' ' Cinema Romantico: In Memoriam: John Singleton

Tuesday, May 07, 2019

In Memoriam: John Singleton


Roger Ebert wrote of Spike Lee: “He puts human beings on the screen, and asks his audience to walk a little while in their shoes.” John Singleton did that too with his monumental “Boyz n the Hood”, released in 1991, unbelievably when the director was fresh out of USC film school and, by his own admission, still learning how to make a movie. A lot of black men were familiar with those shoes, it it goes without saying, in South Central L.A., where “Boyz” was set, and in so many other American neighborhoods. But to a white pre-teen in small town Central Iowa, I can tell you, being given a chance to walk a little in those shoes was moving, eye-opening, necessary. “Either they don’t know, don’t show, or don’t care what’s going on in the hood,” Ice Cube’s Doughboy memorably concluded. And too frequently in the world where I lived, I realized, his words rang true. Released ten months before the L.A. Riots, “Boyz n the Hood” was perhaps something of a cosmic precursor, suggesting so much of what led to that indelible six-day civil disturbance had been baked into society for so long. Singleton’s third feature film, the ambitious if inconsistent “Higher Learning” (1995), was similarly prophetic, set on a fictional college campus where people of differing races and ideologies divided into their separate camps, which seen through the prism of time goes to show how the incendiary partisan divide so frequently cited in the present has been there all along.

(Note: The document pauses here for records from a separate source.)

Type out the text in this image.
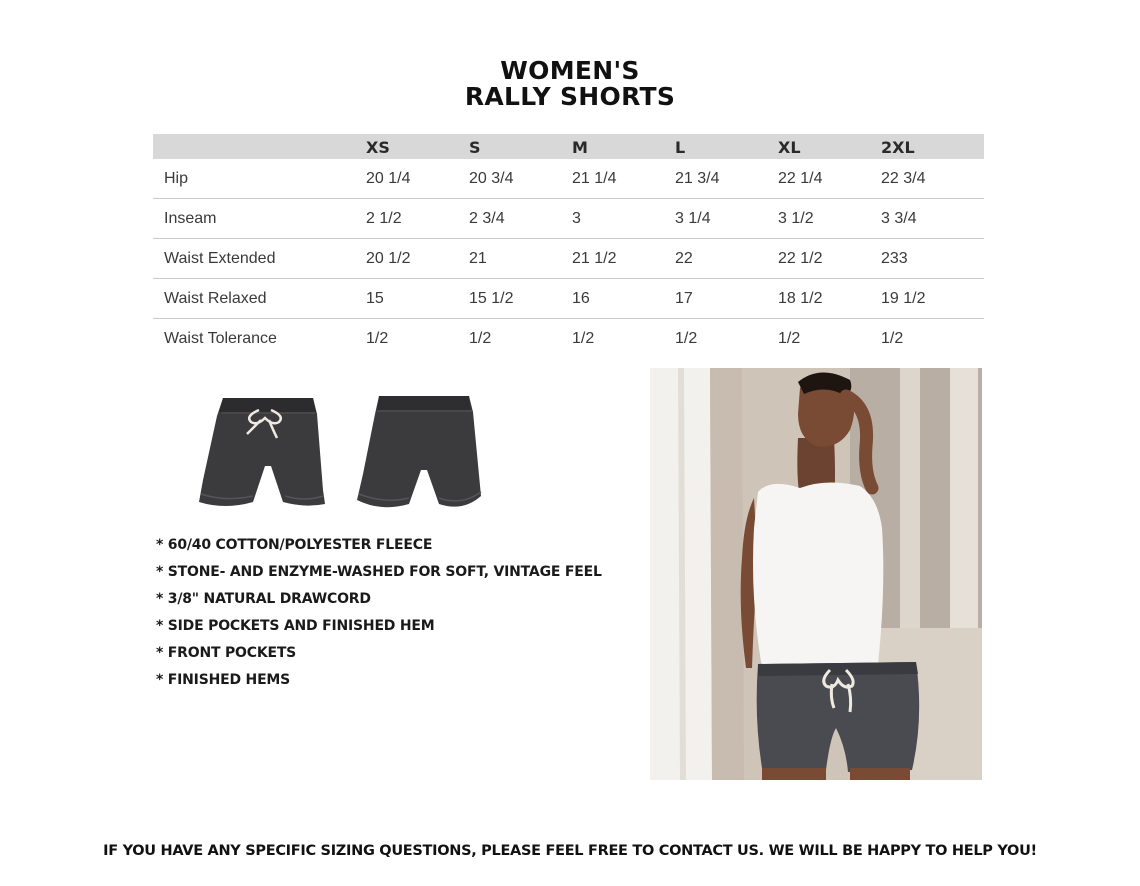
WOMEN'S
RALLY SHORTS
	XS	S	M	L	XL	2XL
Hip	20 1/4	20 3/4	21 1/4	21 3/4	22 1/4	22 3/4
Inseam	2 1/2	2 3/4	3	3 1/4	3 1/2	3 3/4
Waist Extended	20 1/2	21	21 1/2	22	22 1/2	233
Waist Relaxed	15	15 1/2	16	17	18 1/2	19 1/2
Waist Tolerance	1/2	1/2	1/2	1/2	1/2	1/2
* 60/40 COTTON/POLYESTER FLEECE
* STONE- AND ENZYME-WASHED FOR SOFT, VINTAGE FEEL
* 3/8" NATURAL DRAWCORD
* SIDE POCKETS AND FINISHED HEM
* FRONT POCKETS
* FINISHED HEMS
IF YOU HAVE ANY SPECIFIC SIZING QUESTIONS, PLEASE FEEL FREE TO CONTACT US. WE WILL BE HAPPY TO HELP YOU!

“Poetic Justice”, Singleton’s 1993 “Boyz” follow-up, which my sister and I ripped from a VHS rental and watched over and over and over, was a romantic road movie where the boy (2Pac) does not win the girl (Janet Jackson) until he learns to treat her with respect. That very idea gave credence to its obvious and ancient formula, culled from a thousand movie romances before it, which Singleton knew, evinced in his movie-within-a-movie opening, something called Deadly Diva, a Hollywood send-up with Billy Zane and Lori Petty, in the throes of foreplay, giving heightened, comical performances. And when Singleton transitioned to his movie’s reality, where Justice, watching this movie-within-a-movie with her boyfriend Markell (Q-Tip), endures his murder in a gang shooting. Those movies up there, Singleton was saying, routinely failed to acknowledge this reality.

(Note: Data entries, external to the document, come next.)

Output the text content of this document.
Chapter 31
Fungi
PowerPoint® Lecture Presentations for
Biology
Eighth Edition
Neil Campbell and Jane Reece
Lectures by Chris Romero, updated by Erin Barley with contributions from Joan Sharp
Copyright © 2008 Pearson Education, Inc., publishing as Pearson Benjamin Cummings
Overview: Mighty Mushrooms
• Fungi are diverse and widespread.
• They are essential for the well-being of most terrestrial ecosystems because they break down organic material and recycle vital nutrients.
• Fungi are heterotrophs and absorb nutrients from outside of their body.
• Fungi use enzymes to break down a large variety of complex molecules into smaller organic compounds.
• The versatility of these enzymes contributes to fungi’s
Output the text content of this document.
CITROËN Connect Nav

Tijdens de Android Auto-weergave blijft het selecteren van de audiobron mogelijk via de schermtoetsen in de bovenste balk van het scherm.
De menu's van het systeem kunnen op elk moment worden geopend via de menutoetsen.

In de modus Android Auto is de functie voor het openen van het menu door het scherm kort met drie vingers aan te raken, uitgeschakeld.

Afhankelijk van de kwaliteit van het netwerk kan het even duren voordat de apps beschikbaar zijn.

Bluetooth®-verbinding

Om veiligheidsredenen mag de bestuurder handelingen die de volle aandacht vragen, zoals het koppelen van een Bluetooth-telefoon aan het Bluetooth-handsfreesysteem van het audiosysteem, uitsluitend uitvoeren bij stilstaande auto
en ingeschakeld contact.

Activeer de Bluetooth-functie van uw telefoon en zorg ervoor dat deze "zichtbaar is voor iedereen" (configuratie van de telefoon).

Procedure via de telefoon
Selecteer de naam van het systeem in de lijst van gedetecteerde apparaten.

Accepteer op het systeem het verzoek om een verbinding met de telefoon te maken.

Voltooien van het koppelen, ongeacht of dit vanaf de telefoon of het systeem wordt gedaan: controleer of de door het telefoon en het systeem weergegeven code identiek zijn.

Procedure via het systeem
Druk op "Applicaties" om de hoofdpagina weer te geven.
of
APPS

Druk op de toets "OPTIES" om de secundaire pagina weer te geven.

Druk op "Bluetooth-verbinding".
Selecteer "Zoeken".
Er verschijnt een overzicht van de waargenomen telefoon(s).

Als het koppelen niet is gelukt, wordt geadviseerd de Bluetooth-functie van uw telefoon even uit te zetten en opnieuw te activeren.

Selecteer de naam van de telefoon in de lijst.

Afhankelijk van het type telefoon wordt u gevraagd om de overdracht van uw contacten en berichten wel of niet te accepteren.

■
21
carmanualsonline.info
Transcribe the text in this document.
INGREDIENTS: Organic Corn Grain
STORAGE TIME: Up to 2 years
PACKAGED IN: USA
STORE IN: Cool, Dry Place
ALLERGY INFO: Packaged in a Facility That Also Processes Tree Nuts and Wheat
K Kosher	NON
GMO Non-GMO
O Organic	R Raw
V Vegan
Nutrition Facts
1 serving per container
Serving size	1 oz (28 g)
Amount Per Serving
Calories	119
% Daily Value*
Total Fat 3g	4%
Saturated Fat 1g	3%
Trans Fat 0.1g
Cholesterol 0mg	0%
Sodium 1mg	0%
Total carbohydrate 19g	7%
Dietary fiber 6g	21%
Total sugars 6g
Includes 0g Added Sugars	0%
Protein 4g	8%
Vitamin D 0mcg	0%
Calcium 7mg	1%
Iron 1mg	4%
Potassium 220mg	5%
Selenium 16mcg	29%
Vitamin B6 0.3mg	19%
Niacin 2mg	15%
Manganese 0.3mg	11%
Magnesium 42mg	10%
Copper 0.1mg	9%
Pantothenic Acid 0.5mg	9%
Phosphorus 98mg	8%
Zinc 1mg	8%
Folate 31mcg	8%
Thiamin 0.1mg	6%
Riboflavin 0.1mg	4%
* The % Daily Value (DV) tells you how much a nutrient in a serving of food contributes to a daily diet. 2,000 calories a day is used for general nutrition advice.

That’s what Singleton could do, intertwine entertainment and truth. Even his 2000 “Shaft” sequel did it. If the film was explosively exciting, with crackerjack set pieces and orbiting around three performances (Samuel L. Jackson, Jeffrey Wright, Christian Bale) of extraordinary charisma, Singleton also made its villain a rich, entitled white guy (Bale) who commits murder and cockily assumes he can get away with it because the system is slanted in his favor. It suggested mainstream fare as something more than mere content to consume, which was K. Austin Collins addressed in his mandatory Singleton obituary for Vanity Fair, how the erosion of cinema’s middle class has made for a near total absence of thought provoking, tough minded studio movies by minority filmmakers, opting for product wrought from formula, which Singleton addressed in a 2014 interview at Loyola Marymount University and sent up way back when in that “Poetic Justice” prologue.

And in these sad days after his death from complications from a stroke at the too-soon age of 51, I find myself hoping filmmakers do not merely acknowledge and praise his legacy but honor it by resisting Hollywood’s insistence on homogenization, putting more human beings on screen, and asking to walk a little while in their shoes.